Giving the player way too much freedom and/or throwing too many choices at the player all at once. Just because it's an infinite open world doesn't mean you can't constrain things to make areas or experiences feel unique.
To fix the first problem, there's a lot of layering happening -- RNG isn't happening at the base level but rather at several layers of abstraction above it. So with terrain generation for example, I can't really predict what it will do because I'm randomizing engine parameters rather than the terrain itself. With enemies there's multiple layers of randomization happening -- enemy moves are random, but so are the actual movesets, their weights, and how they change over time.
For the second problem, I hold back. A lot. The amount of enemies you have to deal with at a time, the amount of resources you can access, and so on is very very limited. Highly useful shops are rare. Magic is very rare. What this does is it gives players a reason to experiment and a reason to learn -- instead of wandering around searching for something better you're stuck for quite a while making what you have work. Eventually the world opens up but it takes some work to get there.
But yeah unfortunately limiting RNG just isn't how this game operates at all. There's a lot of fine handcrafting going on, but it's handcrafting of the RNG and the engines surrounding it.

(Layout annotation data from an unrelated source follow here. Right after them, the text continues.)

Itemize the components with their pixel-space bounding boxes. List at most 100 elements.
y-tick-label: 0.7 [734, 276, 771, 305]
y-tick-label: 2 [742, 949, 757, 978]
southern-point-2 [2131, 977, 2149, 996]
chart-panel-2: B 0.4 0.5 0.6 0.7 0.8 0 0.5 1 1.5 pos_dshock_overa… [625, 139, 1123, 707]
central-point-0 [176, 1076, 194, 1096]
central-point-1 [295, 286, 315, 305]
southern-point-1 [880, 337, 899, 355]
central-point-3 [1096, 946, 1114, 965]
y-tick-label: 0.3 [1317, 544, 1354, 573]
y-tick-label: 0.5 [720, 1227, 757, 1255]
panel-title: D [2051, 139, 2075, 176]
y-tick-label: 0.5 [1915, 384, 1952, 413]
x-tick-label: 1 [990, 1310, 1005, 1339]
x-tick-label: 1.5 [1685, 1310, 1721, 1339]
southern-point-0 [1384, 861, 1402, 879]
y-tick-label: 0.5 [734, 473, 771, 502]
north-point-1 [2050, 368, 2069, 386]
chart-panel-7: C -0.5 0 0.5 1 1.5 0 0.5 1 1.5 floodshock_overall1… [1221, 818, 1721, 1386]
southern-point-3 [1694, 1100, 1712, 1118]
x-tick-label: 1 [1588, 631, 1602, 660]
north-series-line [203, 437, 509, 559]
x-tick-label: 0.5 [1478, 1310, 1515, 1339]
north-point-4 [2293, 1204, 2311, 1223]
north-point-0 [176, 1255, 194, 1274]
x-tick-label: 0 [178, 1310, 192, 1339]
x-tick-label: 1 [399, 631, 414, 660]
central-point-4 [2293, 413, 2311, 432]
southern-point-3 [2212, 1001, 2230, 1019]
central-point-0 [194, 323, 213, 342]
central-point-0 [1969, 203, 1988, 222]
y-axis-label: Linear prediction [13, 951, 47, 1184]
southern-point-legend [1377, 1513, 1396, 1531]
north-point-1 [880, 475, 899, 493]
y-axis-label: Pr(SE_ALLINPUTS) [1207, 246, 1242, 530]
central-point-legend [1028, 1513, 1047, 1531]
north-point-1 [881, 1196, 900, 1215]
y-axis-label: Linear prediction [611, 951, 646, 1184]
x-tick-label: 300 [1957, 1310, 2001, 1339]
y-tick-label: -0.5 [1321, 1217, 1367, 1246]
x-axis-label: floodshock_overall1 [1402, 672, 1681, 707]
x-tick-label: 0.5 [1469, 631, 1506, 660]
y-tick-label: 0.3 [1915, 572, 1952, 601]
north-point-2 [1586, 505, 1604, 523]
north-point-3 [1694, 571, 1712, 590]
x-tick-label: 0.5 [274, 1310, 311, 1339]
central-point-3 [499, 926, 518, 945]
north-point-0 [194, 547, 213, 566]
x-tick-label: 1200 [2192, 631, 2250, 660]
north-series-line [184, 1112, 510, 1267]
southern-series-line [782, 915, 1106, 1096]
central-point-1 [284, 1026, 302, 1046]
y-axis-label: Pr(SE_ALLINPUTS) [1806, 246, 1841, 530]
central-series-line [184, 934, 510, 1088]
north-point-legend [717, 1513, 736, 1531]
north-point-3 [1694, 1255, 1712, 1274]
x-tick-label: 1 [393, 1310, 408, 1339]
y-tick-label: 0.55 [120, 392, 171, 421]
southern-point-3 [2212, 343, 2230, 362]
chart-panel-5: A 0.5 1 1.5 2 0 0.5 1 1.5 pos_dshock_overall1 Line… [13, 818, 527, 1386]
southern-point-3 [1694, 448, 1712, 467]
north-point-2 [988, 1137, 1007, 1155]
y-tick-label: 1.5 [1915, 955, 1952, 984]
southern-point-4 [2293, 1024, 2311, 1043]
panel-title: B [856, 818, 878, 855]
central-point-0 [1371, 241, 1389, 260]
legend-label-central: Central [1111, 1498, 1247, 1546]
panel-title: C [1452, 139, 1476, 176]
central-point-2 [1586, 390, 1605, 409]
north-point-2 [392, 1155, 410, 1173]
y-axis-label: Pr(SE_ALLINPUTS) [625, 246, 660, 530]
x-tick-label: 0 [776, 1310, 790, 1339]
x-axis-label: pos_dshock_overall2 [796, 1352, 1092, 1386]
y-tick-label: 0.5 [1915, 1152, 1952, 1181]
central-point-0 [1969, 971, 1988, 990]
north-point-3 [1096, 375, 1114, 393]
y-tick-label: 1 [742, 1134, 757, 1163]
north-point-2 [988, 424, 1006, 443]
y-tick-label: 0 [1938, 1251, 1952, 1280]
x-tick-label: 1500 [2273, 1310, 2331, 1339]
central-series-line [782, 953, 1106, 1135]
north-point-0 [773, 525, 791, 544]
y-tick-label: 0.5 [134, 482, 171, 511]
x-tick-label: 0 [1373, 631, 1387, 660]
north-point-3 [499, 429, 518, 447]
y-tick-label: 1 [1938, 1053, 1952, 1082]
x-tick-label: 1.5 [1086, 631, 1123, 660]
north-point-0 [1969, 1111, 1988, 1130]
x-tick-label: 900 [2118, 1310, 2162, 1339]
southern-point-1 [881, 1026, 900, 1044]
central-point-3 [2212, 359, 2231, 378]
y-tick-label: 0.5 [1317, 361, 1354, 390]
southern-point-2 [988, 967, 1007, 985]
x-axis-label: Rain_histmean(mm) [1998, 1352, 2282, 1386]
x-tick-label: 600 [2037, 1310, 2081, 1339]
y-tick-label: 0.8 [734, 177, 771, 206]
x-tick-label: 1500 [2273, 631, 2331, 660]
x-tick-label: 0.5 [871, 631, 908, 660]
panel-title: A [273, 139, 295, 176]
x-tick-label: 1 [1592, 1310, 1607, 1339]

14.) I'm not even going to comment on art and music as that clearly isn't a thing right now.
Might not ever be honestly. I'll definitely stylize it better before launch though. Game art also might not be physically possible because of how things work. There are probably workarounds though.
15.) Keep it simple
Well, not that kind of game ultimately. I've definitely simplified a lot of things over time though -- I try to make things funner rather than more complicated because good depth comes from putting simple pieces together in complex ways rather than doing simple things with complex mechanics.
With combat for example, you swing a weapon, you throw it, you do something with something that's been thrown. That's it. The depth comes from what those actions can do depending on what the enemies and terrain in front of you are like. Weapons are also all somewhat different from each other, but this ties in heavily to the tactical mindset you get into rather than detracting from it -- you're still just swinging a weapon, throwing it or doing something with a thrown weapon.
You get a lot of really difficult choices too -- I think that's really important in games. Have items that serve multiple purposes and force the player to choose between them. Good way to add depth without introducing complex mechanics. Crystals/magic are obviously the worst example, but there are things like extraction as well -- you can only get one material type from an item, so you have to decide whether you want scales or bones or meat or oil from a fish for example. Do you want to complete your bone armor set? Or eat better? Have more lures to experiment with? Make torches or bombs? If those are all goals then you have to decide what you're doing with the fish you caught.
Then there's loot. That nice sword you found, you could use it. Or sell it. But you could also melt it down and try to use that ore for one of your projects. Or alloy it with your existing sword to upgrade it.
Some things go deeper too -- that fish you caught, well sure you could extract scales, bones, etc. But you could also sell it. You could catch two and breed it. You could use it as bait to try to catch rarer fish.
The trick with this kind of thing is making a lot of really robust systems-- they definitely need to be easy to use, but you can't skimp on their potential for some misguided goal of simplicity either. So yeah it's just not that kind of game, it's a kind of game that makes you experiment and think and strategize.